A new chapter is close to commencing, with plans underway to develop areas of the WA coastline to harness wind energy. Offshore wind developments are an exciting initiative that, together with other renewables initiatives (e.g. hydrogen), will provide WA with alternative sources of power. 

The turbines themselves, transmission lines and tie in to/new onshore facilities will need to be designed. As geotechnical professionals, the ground conditions that will interact with the various components of these developments, both over land and water, will need to be assessed. 

This presentation will present some thoughts on the road ahead and the potential geotechnical challenges and opportunities that may arise.


Nina has been a geotechnical engineer for more than 20 years. She completed her undergraduate and postgraduate studies at the University of Western Australia in the field civil/ geotechnical engineering, with an additional degree in Mathematics. Nina has worked in Perth and overseas on a range of infrastructure and resources projects. Her current role is with Fugro as the manager of the Marine Geotechnical and Geophysics Survey service line for the Pacific region. Nina was the chair of the Australian Geomechanics Society in 2020-21 and is currently a member of the AGS executive as the immediate past chair.

Barry Lehane Professor, School of Engineering, Civil, Environmental and Mining Engineering, UWA

“The axial stiffness and capacity of screw piles in sand”


Displacement screw piles are used extensively for low and medium rise developments and are a popular solution in cases where resistance to significant uplift loads is required. The ability to re-use screw piles and recent interest in their use as foundations in solar farms and offshore wind and wave applications has renewed interest in improving existing design methods. This presentation presents results from a study undertaken with Dr. Eduardo Bittar (Arup) and the University of Southampton which examined the influence of a range of parameters on screw pile axial performance in sand. The observations made are combined with a database of load tests to formulate a simple method for prediction of screw pile stiffness and capacity using CPT data.

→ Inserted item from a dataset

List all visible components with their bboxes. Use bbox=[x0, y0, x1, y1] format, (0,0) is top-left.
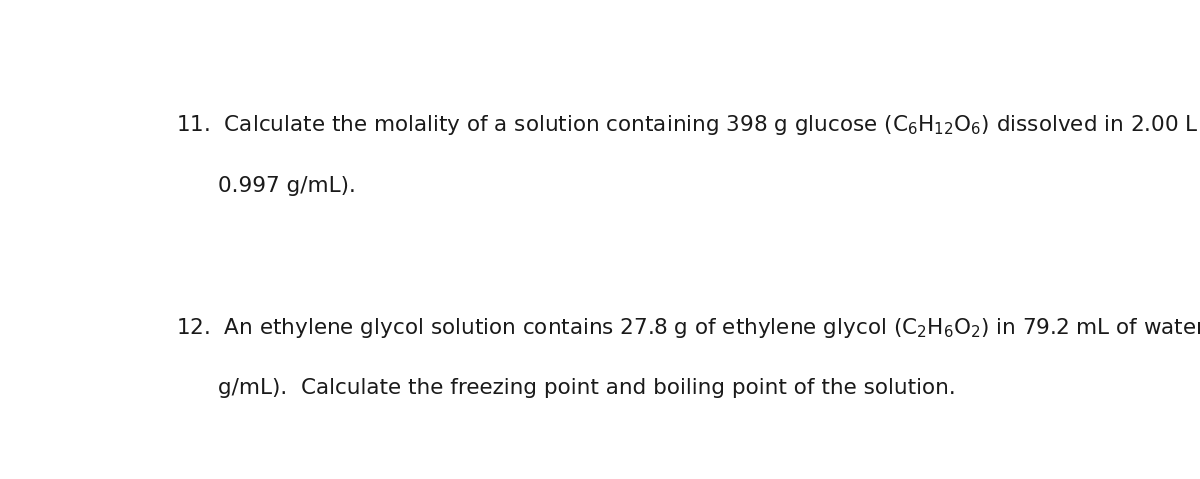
Text: 0.997 g/mL).: 0.997 g/mL). bbox=[218, 175, 355, 195]
Text: 12.  An ethylene glycol solution contains 27.8 g of ethylene glycol (C$_{\mathre: 12. An ethylene glycol solution contains… bbox=[176, 316, 1200, 340]
Text: g/mL).  Calculate the freezing point and boiling point of the solution.: g/mL). Calculate the freezing point and … bbox=[218, 378, 955, 399]
Text: 11.  Calculate the molality of a solution containing 398 g glucose (C$_{\mathreg: 11. Calculate the molality of a solution… bbox=[176, 113, 1200, 137]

Professor Barry Lehane has worked as a practitioner and academic in geotechnical engineering since 1984. Barry obtained his Civil Engineering degree from University College Cork in Ireland and then worked with Arup Geotechnics in London until he began his PhD at Imperial College, London in 1989. Following completion of his PhD in 1992, he again worked with Arup in London and Hong Kong before taking up a lecturing position at Trinity College in 1994. He moved to Perth in 2002 and has remained as a Professor at the University of Western Australia since then. Barry has published more than 300 technical papers in international journals and conferences, and he continues to consult widely on a wide variety of national and international projects.